Nitzsche hatte bei einer Parteiveranstaltung in Bezug auf den Umgang Deutschlands mit seiner Vergangenheit von einem "Schuldkult" gesprochen. Zudem bezeichnete er die einstige rot-grüne Bundesregierung als "Multi-Kulti-Schwuchteln", von denen Deutschland nie wieder regiert werden dürften. Nitzsche hatte nach massiver Kritik seine Äußerungen bedauert und von einem Missverständnis gesprochen.

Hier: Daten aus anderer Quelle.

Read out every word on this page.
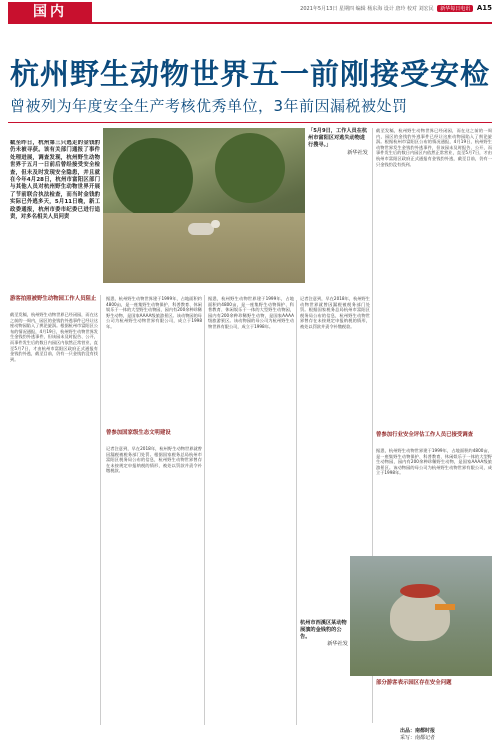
国内	2021年5月13日 星期四 编辑 杨东海 设计 唐玲 校对 刘宏民 新华每日电讯 A15
杭州野生动物世界五一前刚接受安检
曾被列为年度安全生产考核优秀单位，3年前因漏税被处罚
截至昨日，杭州第三只逃走的金钱豹仍未被寻获。该有关部门通报了事件处理进展，调查发现，杭州野生动物世界于五月一日前后曾经接受安全检查，但未及时发现安全隐患，并且就在今年4月28日，杭州市富阳区部门与其他人员对杭州野生动物世界开展了节前联合执法检查，而当时金钱豹实际已外逃多天，5月11日晚，新工政委通报，杭州市委市纪委已进行追责，对多名相关人员问责
「5月9日，工作人员在杭州市富阳区对逃失动物进行搜寻。」
新华社发
游客拍照被野生动物园工作人员阻止
截至发稿，杭州野生动物世界已经闭园，而在这之前的一周内，园区的金钱豹外逃事件已经让这座动物园陷入了舆论旋涡。根据杭州市富阳区公布的情况通报，4月19日，杭州野生动物世界发生金钱豹外逃事件，但该园未及时报告、公开，而事件发生后的数日内园区内依然正常营业，直至5月7日，才由杭州市富阳区政府正式通报有金钱豹外逃，截至目前，仍有一只金钱豹没有找到。
据悉，杭州野生动物世界建于1999年，占地面积约4800亩，是一座集野生动物保护、科普教育、休闲娱乐于一体的大型野生动物园，园内有200余种珍稀野生动物，是国家AAAA级旅游景区。该动物园的母公司为杭州野生动物世界有限公司，成立于1998年。
曾参加国家级生态文明建设
记者注意到，早在2018年，杭州野生动物世界就曾因漏税被税务部门处罚。根据国家税务总局杭州市富阳区税务局公布的信息，杭州野生动物世界曾存在未按规定申报纳税的情形，被处以罚款并责令补缴税款。
据悉，杭州野生动物世界建于1999年，占地面积约4800亩，是一座集野生动物保护、科普教育、休闲娱乐于一体的大型野生动物园，园内有200余种珍稀野生动物，是国家AAAA级旅游景区。该动物园的母公司为杭州野生动物世界有限公司，成立于1998年。
记者注意到，早在2018年，杭州野生动物世界就曾因漏税被税务部门处罚。根据国家税务总局杭州市富阳区税务局公布的信息，杭州野生动物世界曾存在未按规定申报纳税的情形，被处以罚款并责令补缴税款。
截至发稿，杭州野生动物世界已经闭园，而在这之前的一周内，园区的金钱豹外逃事件已经让这座动物园陷入了舆论旋涡。根据杭州市富阳区公布的情况通报，4月19日，杭州野生动物世界发生金钱豹外逃事件，但该园未及时报告、公开，而事件发生后的数日内园区内依然正常营业，直至5月7日，才由杭州市富阳区政府正式通报有金钱豹外逃，截至目前，仍有一只金钱豹没有找到。
曾参加行业安全评估工作人员已接受调查
据悉，杭州野生动物世界建于1999年，占地面积约4800亩，是一座集野生动物保护、科普教育、休闲娱乐于一体的大型野生动物园，园内有200余种珍稀野生动物，是国家AAAA级旅游景区。该动物园的母公司为杭州野生动物世界有限公司，成立于1998年。
杭州市西溪区某动物展演的金钱豹的公告。
新华社发
部分游客表示园区存在安全问题
出品：南都时报
采写：南都记者
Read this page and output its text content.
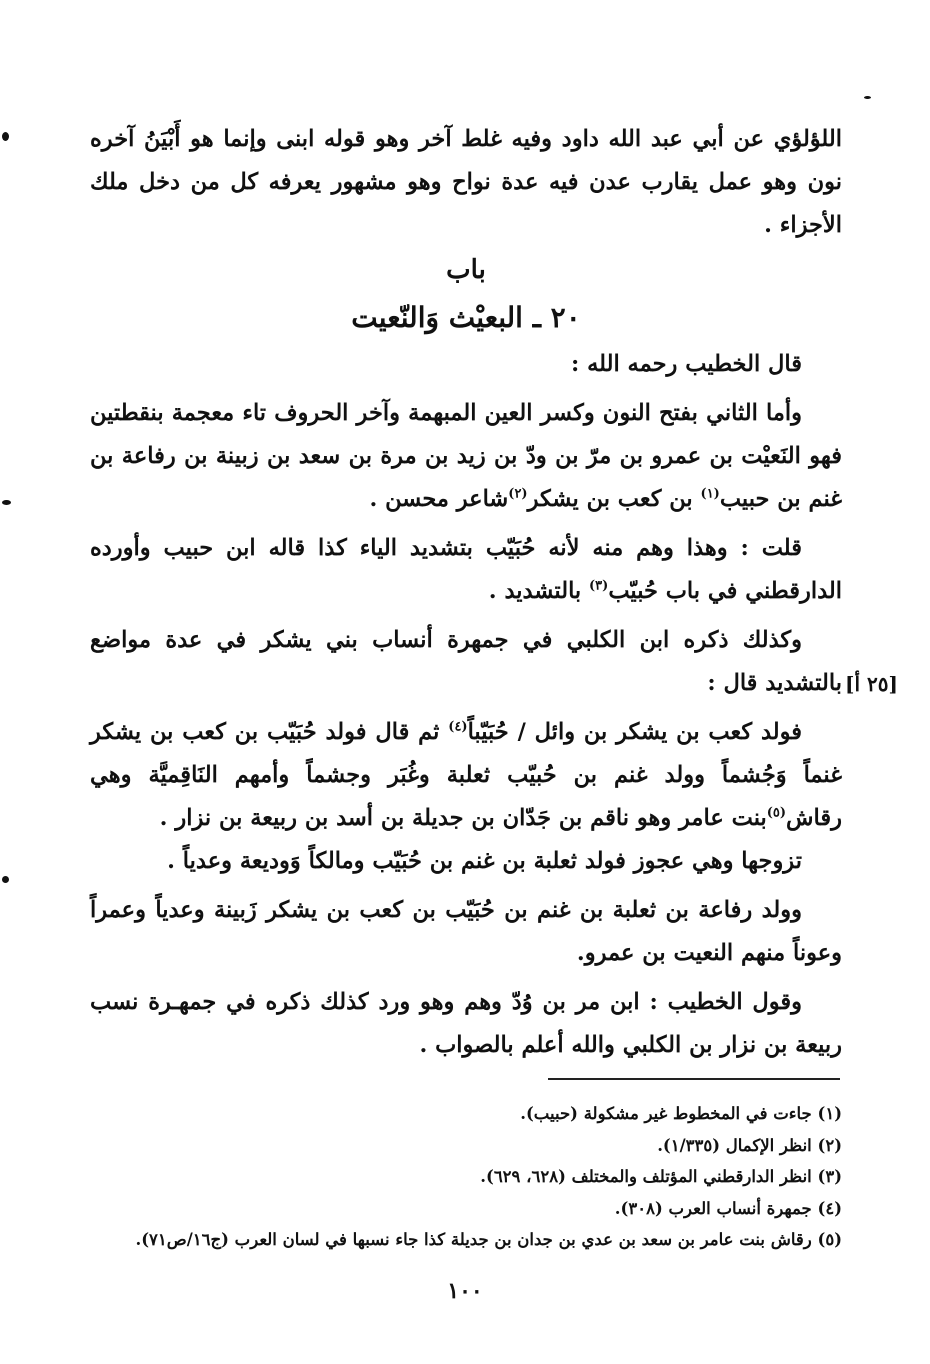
اللؤلؤي عن أبي عبد الله داود وفيه غلط آخر وهو قوله ابنى وإنما هو أَبْيَنُ آخره نون وهو عمل يقارب عدن فيه عدة نواح وهو مشهور يعرفه كل من دخل ملك الأجزاء .

باب

٢٠ ـ البعيْث وَالنّعيت

قال الخطيب رحمه الله :

وأما الثاني بفتح النون وكسر العين المبهمة وآخر الحروف تاء معجمة بنقطتين فهو النَعيْت بن عمرو بن مرّ بن ودّ بن زيد بن مرة بن سعد بن زبينة بن رفاعة بن غنم بن حبيب$^{(١)}$ بن كعب بن يشكر$^{(٢)}$شاعر محسن .

قلت : وهذا وهم منه لأنه حُبَيّب بتشديد الياء كذا قاله ابن حبيب وأورده الدارقطني في باب حُبيّب$^{(٣)}$ بالتشديد .

وكذلك ذكره ابن الكلبي في جمهرة أنساب بني يشكر في عدة مواضع بالتشديد قال :

فولد كعب بن يشكر بن وائل / حُبَيّباً$^{(٤)}$ ثم قال فولد حُبَيّب بن كعب بن يشكر غنماً وَجُشماً وولد غنم بن حُبيّب ثعلبة وغُبَر وجشماً وأمهم النَاقِميَّة وهي رقاش$^{(٥)}$بنت عامر وهو ناقم بن جَدّان بن جديلة بن أسد بن ربيعة بن نزار .

تزوجها وهي عجوز فولد ثعلبة بن غنم بن حُبَيّب ومالكاً وَوديعة وعدياً .

وولد رفاعة بن ثعلبة بن غنم بن حُبَيّب بن كعب بن يشكر زَبينة وعدياً وعمراً وعوناً منهم النعيت بن عمرو.

وقول الخطيب : ابن مر بن وُدّ وهم وهو ورد كذلك ذكره في جمهـرة نسب ربيعة بن نزار بن الكلبي والله أعلم بالصواب .

[٢٥ أ]

(١) جاءت في المخطوط غير مشكولة (حبيب).

(٢) انظر الإكمال (١/٣٣٥).

(٣) انظر الدارقطني المؤتلف والمختلف (٦٢٨، ٦٢٩).

(٤) جمهرة أنساب العرب (٣٠٨).

(٥) رقاش بنت عامر بن سعد بن عدي بن جدان بن جديلة كذا جاء نسبها في لسان العرب (ج١٦/ص٧١).

١٠٠
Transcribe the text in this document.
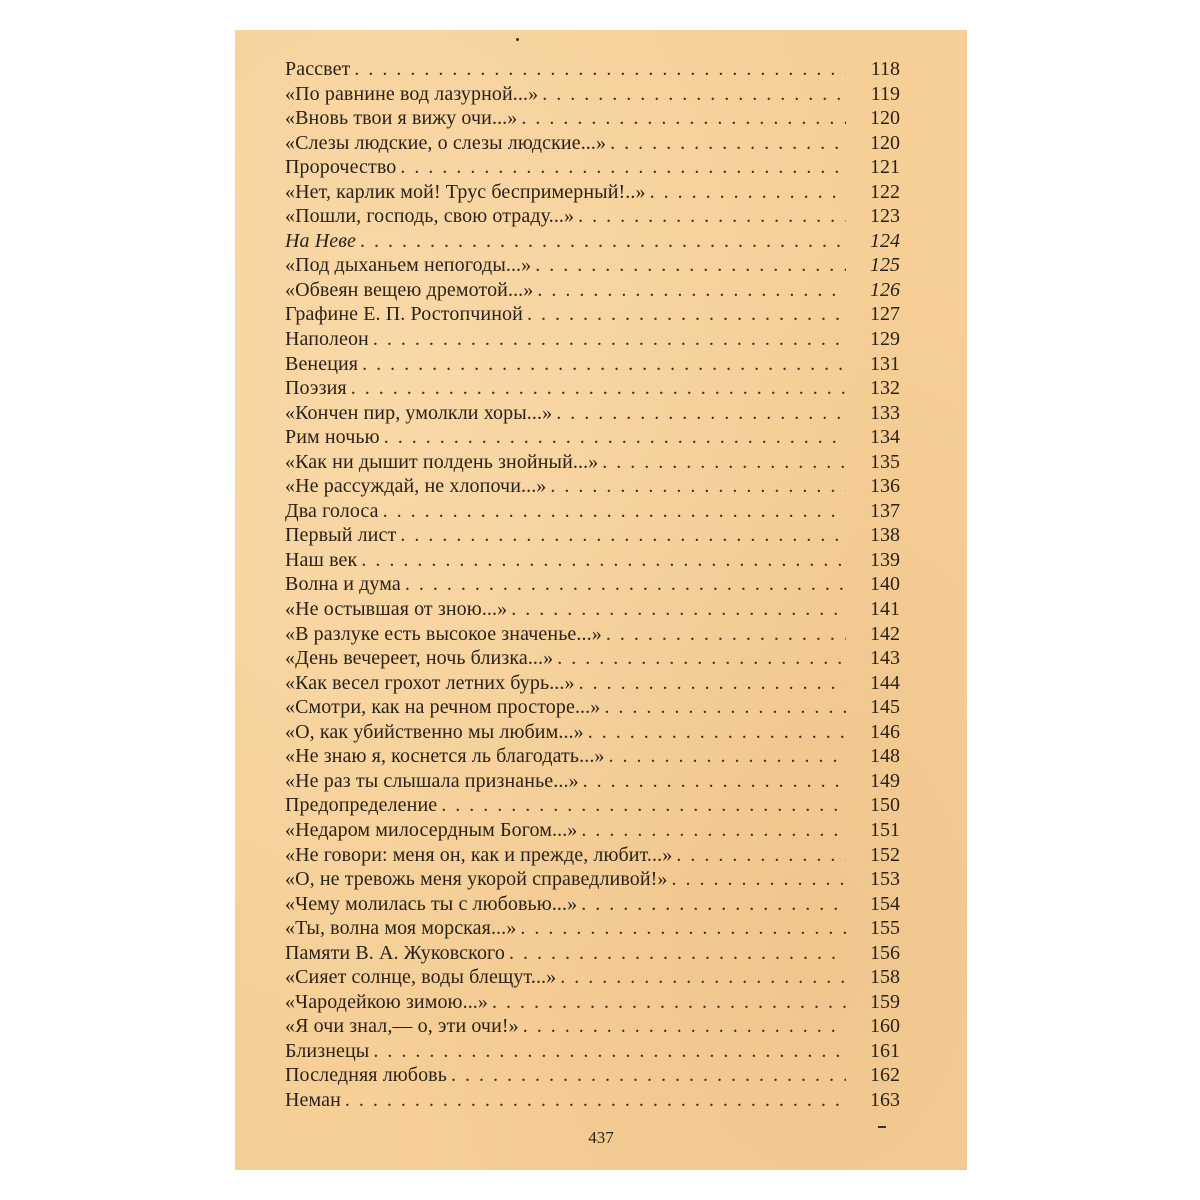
Рассвет . . .	118
«По равнине вод лазурной...» . . .	119
«Вновь твои я вижу очи...» . . .	120
«Слезы людские, о слезы людские...» . . .	120
Пророчество . . .	121
«Нет, карлик мой! Трус беспримерный!..» . . .	122
«Пошли, господь, свою отраду...» . . .	123
На Неве . . .	124
«Под дыханьем непогоды...» . . .	125
«Обвеян вещею дремотой...» . . .	126
Графине Е. П. Ростопчиной . . .	127
Наполеон . . .	129
Венеция . . .	131
Поэзия . . .	132
«Кончен пир, умолкли хоры...» . . .	133
Рим ночью . . .	134
«Как ни дышит полдень знойный...» . . .	135
«Не рассуждай, не хлопочи...» . . .	136
Два голоса . . .	137
Первый лист . . .	138
Наш век . . .	139
Волна и дума . . .	140
«Не остывшая от зною...» . . .	141
«В разлуке есть высокое значенье...» . . .	142
«День вечереет, ночь близка...» . . .	143
«Как весел грохот летних бурь...» . . .	144
«Смотри, как на речном просторе...» . . .	145
«О, как убийственно мы любим...» . . .	146
«Не знаю я, коснется ль благодать...» . . .	148
«Не раз ты слышала признанье...» . . .	149
Предопределение . . .	150
«Недаром милосердным Богом...» . . .	151
«Не говори: меня он, как и прежде, любит...» . . .	152
«О, не тревожь меня укорой справедливой!» . . .	153
«Чему молилась ты с любовью...» . . .	154
«Ты, волна моя морская...» . . .	155
Памяти В. А. Жуковского . . .	156
«Сияет солнце, воды блещут...» . . .	158
«Чародейкою зимою...» . . .	159
«Я очи знал,— о, эти очи!» . . .	160
Близнецы . . .	161
Последняя любовь . . .	162
Неман . . .	163
437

Die Fraktionsvorsitzende der Grünen im Dresdner Landtag, Antje Hermenau, warf der CDU am Sonntag Inkonsequenz vor. Nitzsche habe "in einer demokratischen Fraktion des Bundestages nichts verloren". Die CDU müsse künftig sofort gegen menschenverachtende und rassistische Äußerungen in den eigenen Reihen vorgehen. "Rücksicht auf Hetzer zu nehmen, ist das völlig falsche Signal und zahlt sich nicht aus."